Clapton prefers to stay behind the scenes, conceptualising and constructing the elaborate clothing worn by the actors who have turned characters.
Michele Clapton made a single cameo in the eight years she spent working on one of the most epic television series of all time. The costume designer for Game of Thrones played a Septa dresser, or a female clergy member of the Faith of the Seven. “I loved it for about five minutes, and then I got really bored being on set,” she says. “I couldn’t be an actress!”
Clapton prefers to stay behind the scenes, conceptualising and constructing the elaborate clothing worn by the actors who have turned characters like Sansa Stark and Jon Snow into household names. She and her team are responsible for transforming Daenerys Targaryen to Khaleesi, Mother of Dragons and Arya Stark from an innocent young girl to a revenge-seeking warrior. With the final season of Game of Thrones premiering in New York City this evening, Clapton is reflecting on the fantastical world that she helped to create.
“I continue to use costume design and details to express each character’s state of mind,” Clapton says. “I love this sense of storytelling. It’s very subliminal, but when fans rewatch episodes, they often spot clues that they may have missed the first time ’round.” Sansa Stark’s season seven costumes, for example, denoted a new self-awareness. “I love how she ended up in the belt wrapped around her. The precision of each buckle, the symmetry, the stitching on the cloth. . .” says Clapton. “It was supposed to represent the idea that no one will lay hands on her again, that she will leave nothing to chance.”
While some of the key characters have gone through major evolutions, others have remained largely the same in their appearance. Take Jon Snow—his fuzzy cape has become a GoT character in and of itself, generating hilarious memes in the Twittersphere and inspiring cosplay among superfans.
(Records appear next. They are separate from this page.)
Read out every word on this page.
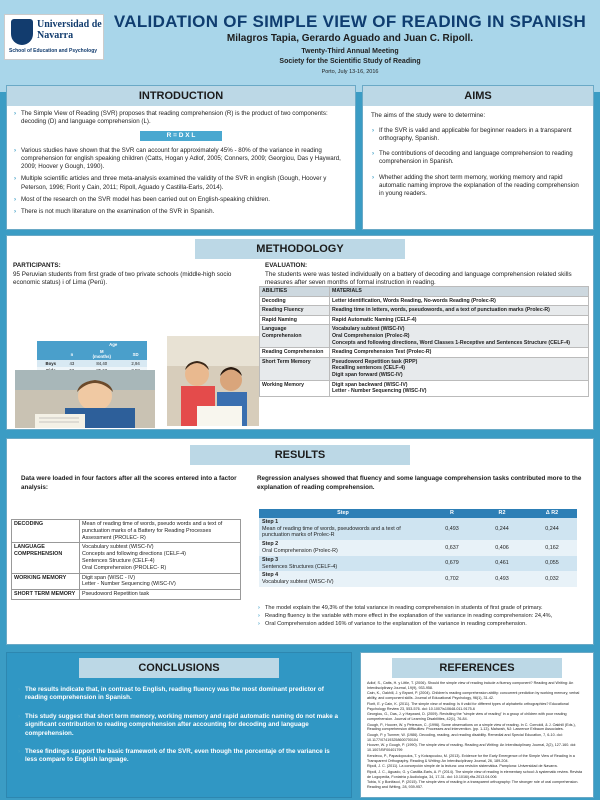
Universidad de Navarra
School of Education and Psychology
VALIDATION OF SIMPLE VIEW OF READING IN SPANISH
Milagros Tapia, Gerardo Aguado and Juan C. Ripoll.
Twenty-Third Annual Meeting
Society for the Scientific Study of Reading
Porto, July 13-16, 2016
INTRODUCTION
› The Simple View of Reading (SVR) proposes that reading comprehension (R) is the product of two components: decoding (D) and language comprehension (L).
R = D X L
› Various studies have shown that the SVR can account for approximately 45% - 80% of the variance in reading comprehension for english speaking children (Catts, Hogan y Adlof, 2005; Conners, 2009; Georgiou, Das y Hayward, 2009; Hoover y Gough, 1990).
› Multiple scientific articles and three meta-analysis examined the validity of the SVR in english (Gough, Hoover y Peterson, 1996; Florit y Cain, 2011; Ripoll, Aguado y Castilla-Earls, 2014).
› Most of the research on the SVR model has been carried out on English-speaking children.
› There is not much literature on the examination of the SVR in Spanish.
AIMS
The aims of the study were to determine:
› If the SVR is valid and applicable for beginner readers in a transparent orthography, Spanish.
› The contributions of decoding and language comprehension to reading comprehension in Spanish.
› Whether adding the short term memory, working memory and rapid automatic naming improve the explanation of the reading comprehension in young readers.
METHODOLOGY
PARTICIPANTS:
95 Peruvian students from first grade of two private schools (middle-high socio economic status) i of Lima (Perú).
		Age	
	n	M
(months)	SD
Boys	43	84,40	2,94

EVALUATION:
The students were was tested individually on a battery of decoding and language comprehension related skills measures after seven months of formal instruction in reading.
ABILITIES	MATERIALS
Decoding	Letter identification, Words Reading, No-words Reading (Prolec-R)
Reading Fluency	Reading time in letters, words, pseudowords, and a text of punctuation marks (Prolec-R)
Rapid Naming	Rapid Automatic Naming (CELF-4)
Language Comprehension	Vocabulary subtest (WISC-IV)
Oral Comprehension (Prolec-R)
Concepts and following directions, Word Classes 1-Receptive and Sentences Structure (CELF-4)
Reading Comprehension	Reading Comprehension Test (Prolec-R)
Short Term Memory	Pseudoword Repetition task (RPP)
Recalling sentences (CELF-4)
Digit span forward (WISC-IV)
Working Memory	Digit span backward (WISC-IV)
Letter - Number Sequencing (WISC-IV)
RESULTS
Data were loaded in four factors after all the scores entered into a factor analysis:
DECODING	Mean of reading time of words, pseudo words and a text of punctuation marks of a Battery for Reading Processes Assessment (PROLEC- R)
LANGUAGE COMPREHENSION	Vocabulary subtest (WISC-IV)
Concepts and following directions (CELF-4)
Sentences Structure (CELF-4)
Oral Comprehension (PROLEC- R)
WORKING MEMORY	Digit span (WISC - IV)
Letter - Number Sequencing (WISC-IV)
SHORT TERM MEMORY	Pseudoword Repetition task
Regression analyses showed that fluency and some language comprehension tasks contributed more to the explanation of reading comprehension.
Step	R	R2	Δ R2
Step 1
Mean of reading time of words, pseudowords and a text of punctuation marks of Prolec-R	0,493	0,244	0,244
Step 2
Oral Comprehension (Prolec-R)	0,637	0,406	0,162
Step 3
Sentences Structures (CELF-4)	0,679	0,461	0,055
Step 4
Vocabulary subtest (WISC-IV)	0,702	0,493	0,032
› The model explain the 49,3% of the total variance in reading comprehension in students of first grade of primary.
› Reading fluency is the variable with more effect in the explanation of the variance in reading comprehension: 24,4%,
› Oral Comprehension added 16% of variance to the explanation of the variance in reading comprehension.
CONCLUSIONS
› The results indicate that, in contrast to English, reading fluency was the most dominant predictor of reading comprehension in Spanish.
› This study suggest that short term memory, working memory and rapid automatic naming do not make a significant contribution to reading comprehension after accounting for decoding and language comprehension.
› These findings support the basic framework of the SVR, even though the porcentaje of the variance is less compare to English language.
REFERENCES
Adlof, S., Catts, H. y Little, T. (2006). Should the simple view of reading include a fluency component? Reading and Writing: An Interdisciplinary Journal, 19(9), 933-958.
Cain, K., Oakhill, J. y Bryant, P. (2004). Children's reading comprehension ability: concurrent prediction by working memory, verbal ability, and component skills. Journal of Educational Psychology, 96(1), 31-42.
Florit, E. y Cain, K. (2011). The simple view of reading: Is it valid for different types of alphabetic orthographies? Educational Psychology Review 23, 553-576. doi: 10.1007/s10648-011-9175-6
Georgiou, G., Das, J. y Hayward, D. (2009). Revisiting the "simple view of reading" in a group of children with poor reading comprehension. Journal of Learning Disabilities, 42(1), 76-84.
Gough, P., Hoover, W. y Peterson, C. (1996). Some observations on a simple view of reading. In C. Cornoldi, & J. Oakhill (Eds.), Reading comprehension difficulties: Processes and intervention. (pp. 1-13). Mahwah, NJ: Lawrence Erlbaum Associates.
Gough, P. y Tunmer, W. (1986). Decoding, reading, and reading disability. Remedial and Special Education, 7, 6-10. doi: 10.1177/074193258600700104
Hoover, W. y Gough, P. (1990). The simple view of reading. Reading and Writing: An Interdisciplinary Journal, 2(2), 127-160. doi: 10.1007/BF00401799
Kendeou, P., Papadopoulos, T. y Kotzapoulou, M. (2013). Evidence for the Early Emergence of the Simple View of Reading in a Transparent Orthography. Reading & Writing: An Interdisciplinary Journal, 26, 189-204.
Ripoll, J. C. (2011). La concepción simple de la lectura: una revisión sistemática. Pamplona: Universidad de Navarra.
Ripoll, J. C., Aguado, G. y Castilla-Earls, A. P. (2014). The simple view of reading in elementary school: A systematic review. Revista de Logopedia, Foniatría y Audiología, 34, 17-31. doi: 10.1016/j.rlfa.2013.04.006
Tobia, V. y Bonifacci, P. (2015). The simple view of reading in a transparent orthography: The stronger role of oral comprehension. Reading and Writing, 28, 939-957.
Recently, the actor Kit Harington had a laugh about the cape on The Late Show With Stephen Colbert. “It weighs a ton, [and] it smells awful,” he said, adding that he thinks “they added weight to it every year just because the costume designer, Michele [Clapton], hates actors, obviously. And I think they just wanted to tire us out by the end so we never, ever wanted to do the show again.”
Clapton isn’t having it. “In early seasons his cape was lighter and reflected his lesser status within the family. Later, I made it heavier as it helped give him a necessary stature,” she says. Also: “Some supporting artists had to wear equally heavy costumes or armor through the rain and snow without a personal dresser to help out.”
Harington’s displeasure with the fuzzy, debatably smelly cloak aside, Clapton’s experience designing the Game of Thrones costumes has been rewarding. “It seems the costumes on GoT have been a big influence on some fashion collections over the years. Many have acknowledged our work, and this is very flattering.” Her one regret? Not getting the British designer Giles Deacon, whose partner happens to be the actress Gwendoline Christie, otherwise known as Brienne of Tarth, to design something. For Deacon and GoT fans who like that idea, there’s always the prequel.